Tal decisão enfureceu os partidários do Brexit, que venceram o referendo de 23 de junho por 52% a 48%, mas a lei que validou o plebiscito não o tornava legalmente vinculante, deixando a decisão final nas mãos do governo ou do Parlamento, exatamente o que está sendo discutido.

- Ambiente tenso -A primeira audiência começou com uma declaração do presidente da mais alta instância judicial do país, Lord David Neuberger, pedindo moderação em resposta às ameaças recebidas pelos demandantes, avisando que existem "poderes legais" para se ocupar delas.

Neuberger afirmou que os juízes "são conscientes dos sentimentos ardentes" que cercam o Brexit, mas que "estas questões políticas mais amplas não são o tema desta apelação".

"Esta apelação se refere a aspectos legais e, como juízes, nosso dever é considerar estes temas imparcialmente, e resolver o caso de acordo com a lei", estimou.

O procurador-geral Jeremy Wright, principal assessor legal do executivo, argumentou ante os juízes que o governo é a máxima autoridade em Relações Exteriores, e que tem o poder de se retirar de tratados internacionais.

Mas os demandantes, liderados pela diretora de um fundo de investimentos, Gina Miller, sustentam que o Brexit deixaria sem valor algumas leis nacionais e despojaria os cidadãos de certos direitos - o do passaporte comunitário, por exemplo -, algo que apenas o Parlamento pode autorizar.

A primeira decisão da justiça favorável aos demandantes polarizou o país e levou os pró-Brexit a questionar a independência de um poder judicial encarado por eles como pró-europeu.

Diante da ferocidade do ataque aos juízes - que chegou a níveis pessoais -, o ministro da Justiça precisou defender sua independência. Além disso, as ameaças de morte contra Miller se intensificaram, denunciou publicamente.

Uma complicação adicional para o governo será a presença no caso, como partes, dos governos regionais de Escócia e Gales, que esperam que seus Parlamentos também tenham que votar para ativar a saída da UE.

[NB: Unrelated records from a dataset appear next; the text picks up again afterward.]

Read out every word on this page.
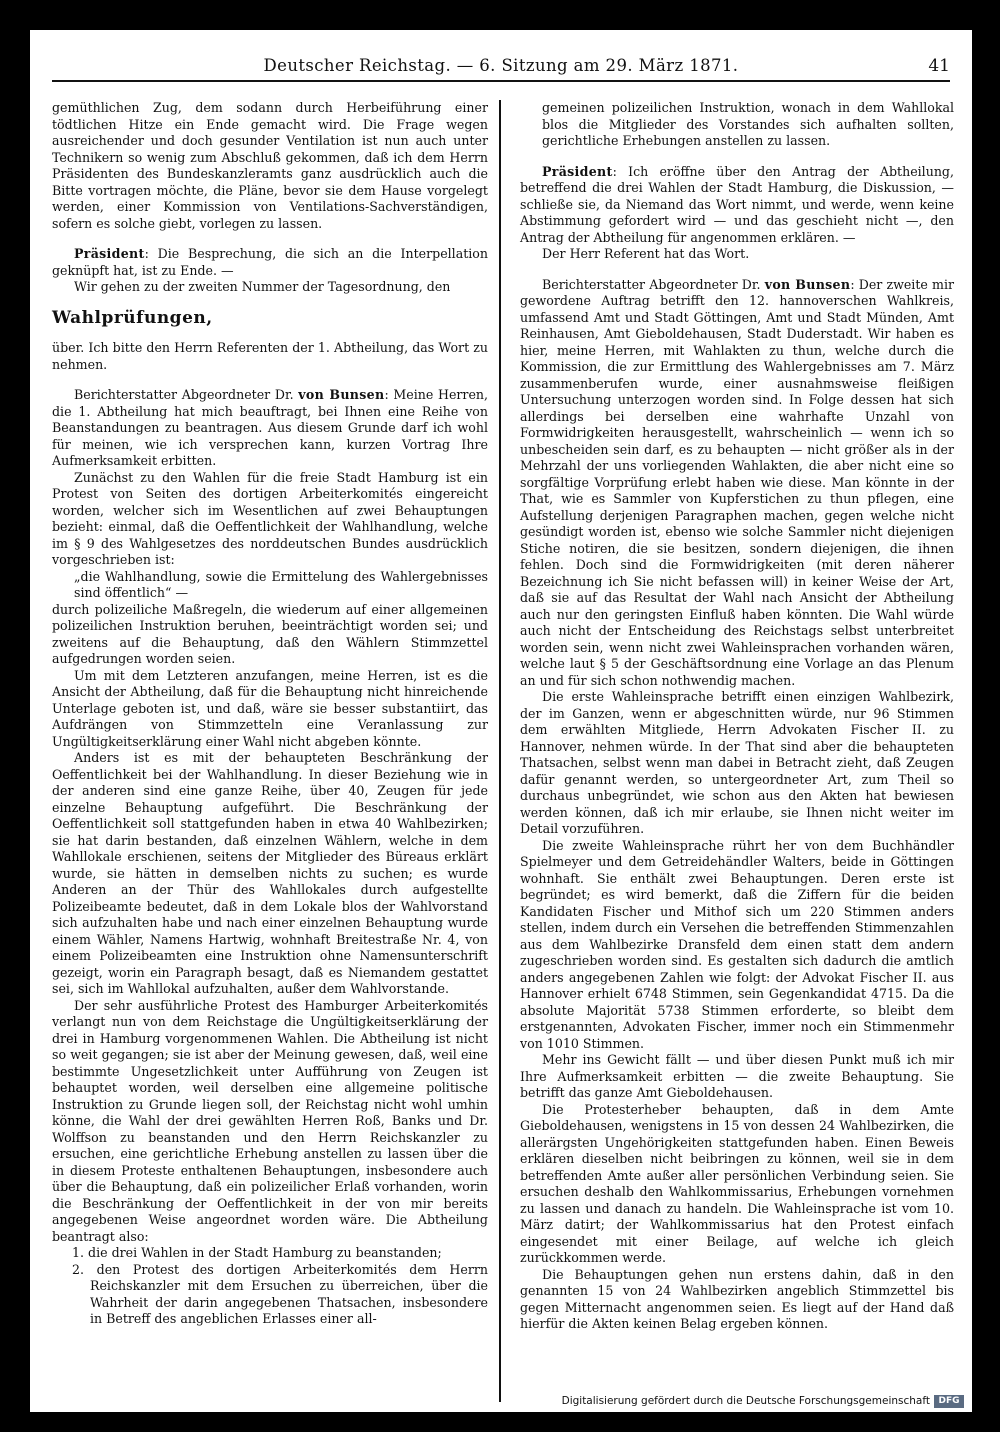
Deutscher Reichstag. — 6. Sitzung am 29. März 1871.	41

gemüthlichen Zug, dem sodann durch Herbeiführung einer tödtlichen Hitze ein Ende gemacht wird. Die Frage wegen ausreichender und doch gesunder Ventilation ist nun auch unter Technikern so wenig zum Abschluß gekommen, daß ich dem Herrn Präsidenten des Bundeskanzleramts ganz ausdrücklich auch die Bitte vortragen möchte, die Pläne, bevor sie dem Hause vorgelegt werden, einer Kommission von Ventilations-Sachverständigen, sofern es solche giebt, vorlegen zu lassen.

Präsident: Die Besprechung, die sich an die Interpellation geknüpft hat, ist zu Ende. —

Wir gehen zu der zweiten Nummer der Tagesordnung, den

Wahlprüfungen,

über. Ich bitte den Herrn Referenten der 1. Abtheilung, das Wort zu nehmen.

Berichterstatter Abgeordneter Dr. von Bunsen: Meine Herren, die 1. Abtheilung hat mich beauftragt, bei Ihnen eine Reihe von Beanstandungen zu beantragen. Aus diesem Grunde darf ich wohl für meinen, wie ich versprechen kann, kurzen Vortrag Ihre Aufmerksamkeit erbitten.

Zunächst zu den Wahlen für die freie Stadt Hamburg ist ein Protest von Seiten des dortigen Arbeiterkomités eingereicht worden, welcher sich im Wesentlichen auf zwei Behauptungen bezieht: einmal, daß die Oeffentlichkeit der Wahlhandlung, welche im § 9 des Wahlgesetzes des norddeutschen Bundes ausdrücklich vorgeschrieben ist:

„die Wahlhandlung, sowie die Ermittelung des Wahlergebnisses sind öffentlich“ —

durch polizeiliche Maßregeln, die wiederum auf einer allgemeinen polizeilichen Instruktion beruhen, beeinträchtigt worden sei; und zweitens auf die Behauptung, daß den Wählern Stimmzettel aufgedrungen worden seien.

Um mit dem Letzteren anzufangen, meine Herren, ist es die Ansicht der Abtheilung, daß für die Behauptung nicht hinreichende Unterlage geboten ist, und daß, wäre sie besser substantiirt, das Aufdrängen von Stimmzetteln eine Veranlassung zur Ungültigkeitserklärung einer Wahl nicht abgeben könnte.

Anders ist es mit der behaupteten Beschränkung der Oeffentlichkeit bei der Wahlhandlung. In dieser Beziehung wie in der anderen sind eine ganze Reihe, über 40, Zeugen für jede einzelne Behauptung aufgeführt. Die Beschränkung der Oeffentlichkeit soll stattgefunden haben in etwa 40 Wahlbezirken; sie hat darin bestanden, daß einzelnen Wählern, welche in dem Wahllokale erschienen, seitens der Mitglieder des Büreaus erklärt wurde, sie hätten in demselben nichts zu suchen; es wurde Anderen an der Thür des Wahllokales durch aufgestellte Polizeibeamte bedeutet, daß in dem Lokale blos der Wahlvorstand sich aufzuhalten habe und nach einer einzelnen Behauptung wurde einem Wähler, Namens Hartwig, wohnhaft Breitestraße Nr. 4, von einem Polizeibeamten eine Instruktion ohne Namensunterschrift gezeigt, worin ein Paragraph besagt, daß es Niemandem gestattet sei, sich im Wahllokal aufzuhalten, außer dem Wahlvorstande.

Der sehr ausführliche Protest des Hamburger Arbeiterkomités verlangt nun von dem Reichstage die Ungültigkeitserklärung der drei in Hamburg vorgenommenen Wahlen. Die Abtheilung ist nicht so weit gegangen; sie ist aber der Meinung gewesen, daß, weil eine bestimmte Ungesetzlichkeit unter Aufführung von Zeugen ist behauptet worden, weil derselben eine allgemeine politische Instruktion zu Grunde liegen soll, der Reichstag nicht wohl umhin könne, die Wahl der drei gewählten Herren Roß, Banks und Dr. Wolffson zu beanstanden und den Herrn Reichskanzler zu ersuchen, eine gerichtliche Erhebung anstellen zu lassen über die in diesem Proteste enthaltenen Behauptungen, insbesondere auch über die Behauptung, daß ein polizeilicher Erlaß vorhanden, worin die Beschränkung der Oeffentlichkeit in der von mir bereits angegebenen Weise angeordnet worden wäre. Die Abtheilung beantragt also:

1. die drei Wahlen in der Stadt Hamburg zu beanstanden;

2. den Protest des dortigen Arbeiterkomités dem Herrn Reichskanzler mit dem Ersuchen zu überreichen, über die Wahrheit der darin angegebenen Thatsachen, insbesondere in Betreff des angeblichen Erlasses einer all-

gemeinen polizeilichen Instruktion, wonach in dem Wahllokal blos die Mitglieder des Vorstandes sich aufhalten sollten, gerichtliche Erhebungen anstellen zu lassen.

Präsident: Ich eröffne über den Antrag der Abtheilung, betreffend die drei Wahlen der Stadt Hamburg, die Diskussion, — schließe sie, da Niemand das Wort nimmt, und werde, wenn keine Abstimmung gefordert wird — und das geschieht nicht —, den Antrag der Abtheilung für angenommen erklären. —

Der Herr Referent hat das Wort.

Berichterstatter Abgeordneter Dr. von Bunsen: Der zweite mir gewordene Auftrag betrifft den 12. hannoverschen Wahlkreis, umfassend Amt und Stadt Göttingen, Amt und Stadt Münden, Amt Reinhausen, Amt Gieboldehausen, Stadt Duderstadt. Wir haben es hier, meine Herren, mit Wahlakten zu thun, welche durch die Kommission, die zur Ermittlung des Wahlergebnisses am 7. März zusammenberufen wurde, einer ausnahmsweise fleißigen Untersuchung unterzogen worden sind. In Folge dessen hat sich allerdings bei derselben eine wahrhafte Unzahl von Formwidrigkeiten herausgestellt, wahrscheinlich — wenn ich so unbescheiden sein darf, es zu behaupten — nicht größer als in der Mehrzahl der uns vorliegenden Wahlakten, die aber nicht eine so sorgfältige Vorprüfung erlebt haben wie diese. Man könnte in der That, wie es Sammler von Kupferstichen zu thun pflegen, eine Aufstellung derjenigen Paragraphen machen, gegen welche nicht gesündigt worden ist, ebenso wie solche Sammler nicht diejenigen Stiche notiren, die sie besitzen, sondern diejenigen, die ihnen fehlen. Doch sind die Formwidrigkeiten (mit deren näherer Bezeichnung ich Sie nicht befassen will) in keiner Weise der Art, daß sie auf das Resultat der Wahl nach Ansicht der Abtheilung auch nur den geringsten Einfluß haben könnten. Die Wahl würde auch nicht der Entscheidung des Reichstags selbst unterbreitet worden sein, wenn nicht zwei Wahleinsprachen vorhanden wären, welche laut § 5 der Geschäftsordnung eine Vorlage an das Plenum an und für sich schon nothwendig machen.

Die erste Wahleinsprache betrifft einen einzigen Wahlbezirk, der im Ganzen, wenn er abgeschnitten würde, nur 96 Stimmen dem erwählten Mitgliede, Herrn Advokaten Fischer II. zu Hannover, nehmen würde. In der That sind aber die behaupteten Thatsachen, selbst wenn man dabei in Betracht zieht, daß Zeugen dafür genannt werden, so untergeordneter Art, zum Theil so durchaus unbegründet, wie schon aus den Akten hat bewiesen werden können, daß ich mir erlaube, sie Ihnen nicht weiter im Detail vorzuführen.

Die zweite Wahleinsprache rührt her von dem Buchhändler Spielmeyer und dem Getreidehändler Walters, beide in Göttingen wohnhaft. Sie enthält zwei Behauptungen. Deren erste ist begründet; es wird bemerkt, daß die Ziffern für die beiden Kandidaten Fischer und Mithof sich um 220 Stimmen anders stellen, indem durch ein Versehen die betreffenden Stimmenzahlen aus dem Wahlbezirke Dransfeld dem einen statt dem andern zugeschrieben worden sind. Es gestalten sich dadurch die amtlich anders angegebenen Zahlen wie folgt: der Advokat Fischer II. aus Hannover erhielt 6748 Stimmen, sein Gegenkandidat 4715. Da die absolute Majorität 5738 Stimmen erforderte, so bleibt dem erstgenannten, Advokaten Fischer, immer noch ein Stimmenmehr von 1010 Stimmen.

Mehr ins Gewicht fällt — und über diesen Punkt muß ich mir Ihre Aufmerksamkeit erbitten — die zweite Behauptung. Sie betrifft das ganze Amt Gieboldehausen.

Die Protesterheber behaupten, daß in dem Amte Gieboldehausen, wenigstens in 15 von dessen 24 Wahlbezirken, die allerärgsten Ungehörigkeiten stattgefunden haben. Einen Beweis erklären dieselben nicht beibringen zu können, weil sie in dem betreffenden Amte außer aller persönlichen Verbindung seien. Sie ersuchen deshalb den Wahlkommissarius, Erhebungen vornehmen zu lassen und danach zu handeln. Die Wahleinsprache ist vom 10. März datirt; der Wahlkommissarius hat den Protest einfach eingesendet mit einer Beilage, auf welche ich gleich zurückkommen werde.

Die Behauptungen gehen nun erstens dahin, daß in den genannten 15 von 24 Wahlbezirken angeblich Stimmzettel bis gegen Mitternacht angenommen seien. Es liegt auf der Hand daß hierfür die Akten keinen Belag ergeben können.

Digitalisierung gefördert durch die Deutsche Forschungsgemeinschaft DFG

Um veredicto nesta linha pode alterar completamente o calendário de May para sair da UE e provocar uma crise constitucional entre as diferentes partes constituintes do Reino Unido (Escócia, Gales, Irlanda do Norte e Inglaterra).

Ainda assim, não se espera que o Parlamento, cuja maioria dos membros são pró-europeus, volte atrás no Brexit, mas pode modificá-lo.

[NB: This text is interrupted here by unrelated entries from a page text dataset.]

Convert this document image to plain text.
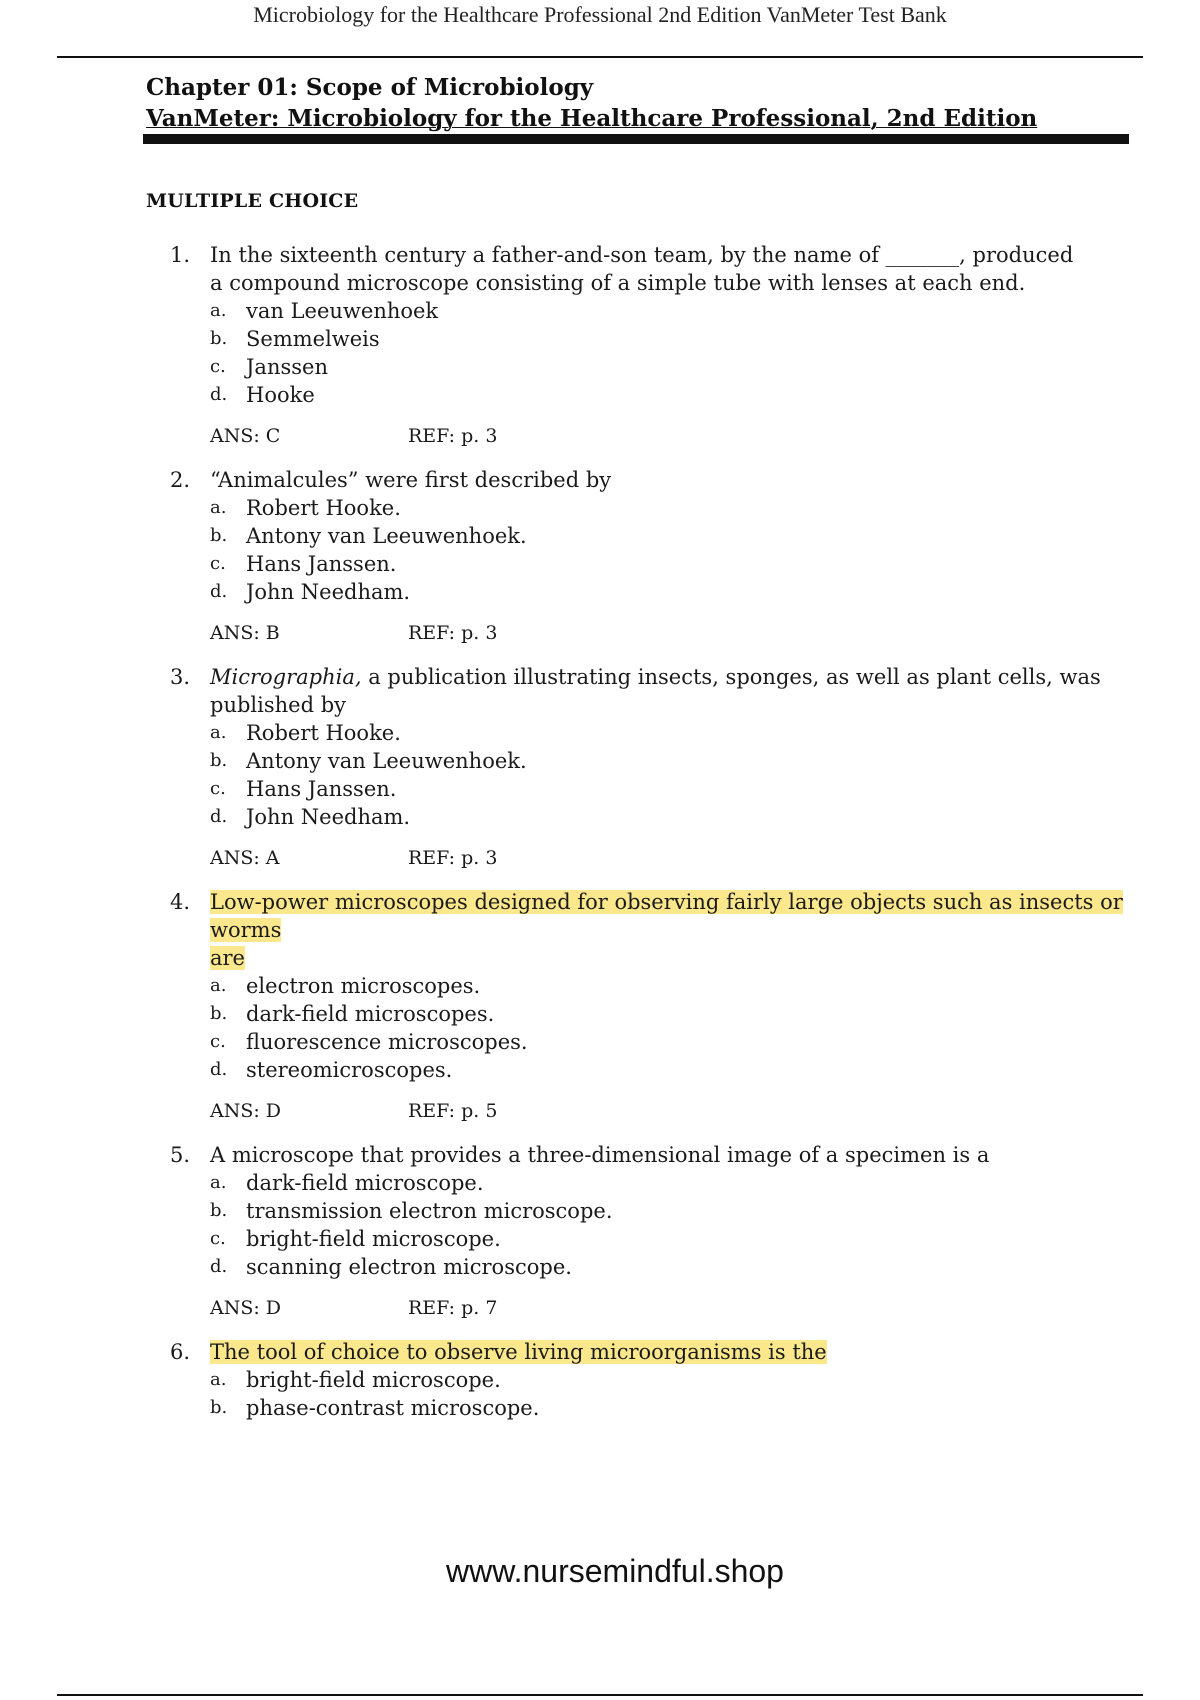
Microbiology for the Healthcare Professional 2nd Edition VanMeter Test Bank
Chapter 01: Scope of Microbiology
VanMeter: Microbiology for the Healthcare Professional, 2nd Edition
MULTIPLE CHOICE
1. In the sixteenth century a father-and-son team, by the name of _______, produced
a compound microscope consisting of a simple tube with lenses at each end.

a. van Leeuwenhoek
b. Semmelweis
c. Janssen
d. Hooke
ANS: C	REF: p. 3
2. “Animalcules” were first described by

a. Robert Hooke.
b. Antony van Leeuwenhoek.
c. Hans Janssen.
d. John Needham.
ANS: B	REF: p. 3
3. Micrographia, a publication illustrating insects, sponges, as well as plant cells, was published by

a. Robert Hooke.
b. Antony van Leeuwenhoek.
c. Hans Janssen.
d. John Needham.
ANS: A	REF: p. 3
4. Low-power microscopes designed for observing fairly large objects such as insects or
worms
are

a. electron microscopes.
b. dark-field microscopes.
c. fluorescence microscopes.
d. stereomicroscopes.
ANS: D	REF: p. 5
5. A microscope that provides a three-dimensional image of a specimen is a

a. dark-field microscope.
b. transmission electron microscope.
c. bright-field microscope.
d. scanning electron microscope.
ANS: D	REF: p. 7
6. The tool of choice to observe living microorganisms is the

a. bright-field microscope.
b. phase-contrast microscope.
www.nursemindful.shop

O tribunal também examinará a apelação do norte-irlandês Raymond McCord, ativista pelos direitos humanos das vítimas do conflito do Úlster, que quer que o Parlamento norte-irlandês tenha voz e voto no Brexit.

McCord teme que, se o Reino Unido abandonar a UE, se retire igualmente da Convenção Europeia de Direitos Humanos, deixando em perigo sua cruzada pessoal para que seja feita justiça no assassinato de seu filho.

- Poucas chances de vitória do governo -O especialista legal Michael Zander estimou que o governo tem poucas chances de ganhar a apelação.

"Ficarei muito surpreso se o procurador-geral e outros advogados derem ao governo razões para esperar que seja revertida uma decisão que foi unânime e muito fundamentada", escreveu Zender na revista de direito Counsel.

"Na minha opinião, o governo pode esperar uma derrota por 11-0", ou seja, sem o apoio de nenhum dos magistrados.